Al oír esto me sobresalté.

—¿Y cómo es posible —dije— que trabajen ustedes por una solución progresista y al mismo tiempo por otra reaccionaria?

—El dinero, señor de Aviraneta, es muy elástico.

—Es posible. ¿Y por qué me cuenta usted eso?

—Se lo cuento porque vengo a proponerle que se pase usted a nuestro campo.

—No; yo no cambio de criterio porque sí.

—No será porque si; será con su cuenta y razón. Mis socios y yo le ofrecemos, si se pasa a nuestro campo a trabajar en la empresa: primero, sueldo doble del que le dé el gobierno español, y segundo, una cantidad que no baje de doscientos mil francos, la mitad al comenzar los trabajos y la otra mitad al terminarlos… ¿Qué me dice usted de la proposición?

—Le diré a usted que no me vendo. No soy un tránsfuga ni un traidor. Ya empiezo a ser viejo; tenía alguna fortuna, que la empleé y la perdí en mis empresas políticas… Lo único que me queda para vivir es la idea de haber obrado siempre con arreglo a mi conciencia.

—Llegaríamos a más.

—Es inútil, no me vendo. El brigadier Rosales, secretario del infante don Francisco, me ha propuesto varias veces en Madrid trabajar a favor del infante, y no he querido nunca.

—¿Por qué?

—Porque no me parece viable la combinación. No creo que pueda tener éxito. Para los tradicionalistas y partidarios de la ley sálica, el rey debe ser don Carlos; para los liberales, que quieren la tradición española anterior a los Austrias y a los Borbones, la reina tiene que ser Isabel. Un tercero en discordia no representa nada.

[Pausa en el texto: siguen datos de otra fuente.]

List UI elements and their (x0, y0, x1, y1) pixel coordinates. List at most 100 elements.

—Bien; ¿y no es más lógico que en vez de razonar mejor o peor, y seguir en una posición prácticamente mala, en la cual no cosechará usted más que ingratitudes, se pase a nuestro campo, donde le pagaremos mejor y le daremos una cantidad para que pueda usted descansar en su vejez?

—No, no es más lógico.

—¿Por qué?

—Porque yo me avergonzaría de haber traicionado a mis amigos, y aunque tuviera algún dinero viviría descontento, sin tranquilidad y sin reposo.

—¿Así que no quiere usted nada con nosotros?

—En esa cuestión, nada.

—¿Nos declara usted la guerra?

—No; son más bien ustedes los que parece que me la quieren declarar a mí.

—Es que usted quiere ponerse contra nosotros. Es una estupidez, señor Aviraneta.

—No digo que no.

—Se perjudica usted.

—Quizá; no hago más que ser fiel a mis compromisos.

—Perdone usted que se le diga; pero esa es una manifestación de un orgullo inconmensurable.

—¿Por qué?

—¡Ser fiel a sus compromisos! ¡No dice usted nada! ¿Pero eso quién lo es? Es demasiado lujo para un hombre de esta época.

—Quizá lo sea para una persona como ustedes, acostumbrados a una vida rumbosa y espléndida; pero para mí, que vivo oscuramente, no lo es.

—Sí lo es también.

—Bueno, no discutamos. Quiero tener ese lujo; me he comprometido a defender a la reina Isabel y a la libertad, y cumplo mi compromiso.

—Está bien. ¿Así que no podemos contar con usted?

—Ya lo he dicho; para eso, no.

—Se pone usted contra nosotros…

—No.

—No le choque a usted que le hagamos la guerra.

—No me chocará. Sabe uno también defenderse.

—No le extrañe a usted que le perjudiquemos como podamos. El dinero no tiene entrañas.

—¡Qué se va a hacer!

—Le daremos a usted un plazo para reflexionar.

—Es inútil.

—Entonces, adiós. El que seamos enemigos no hace que desmerezca nada mi estimación por usted. La vida es así. El infame Aviraneta, el malvado Aviraneta es un personaje calderoniano o un tipo del Romancero; en cambio, muchos que son espías y logreros en la realidad, pasan ante la multitud por hombres probos, de una moral intachable. Usted prefiere serlo que parecerlo. Allá usted. Adiós, señor Aviraneta.

—¡Adiós! —y le acompañé a la puerta.

Me quedé pensando que estas gentes que se creen listas no comprenden muchas cosas. No sólo el dinero es la base de la vida; vegetar despreciado por los pocos amigos y no tener la estimación de sí mismo, es una cosa muy triste, muy difícil de soportar, y esto no es una fantasía romántica, es una realidad.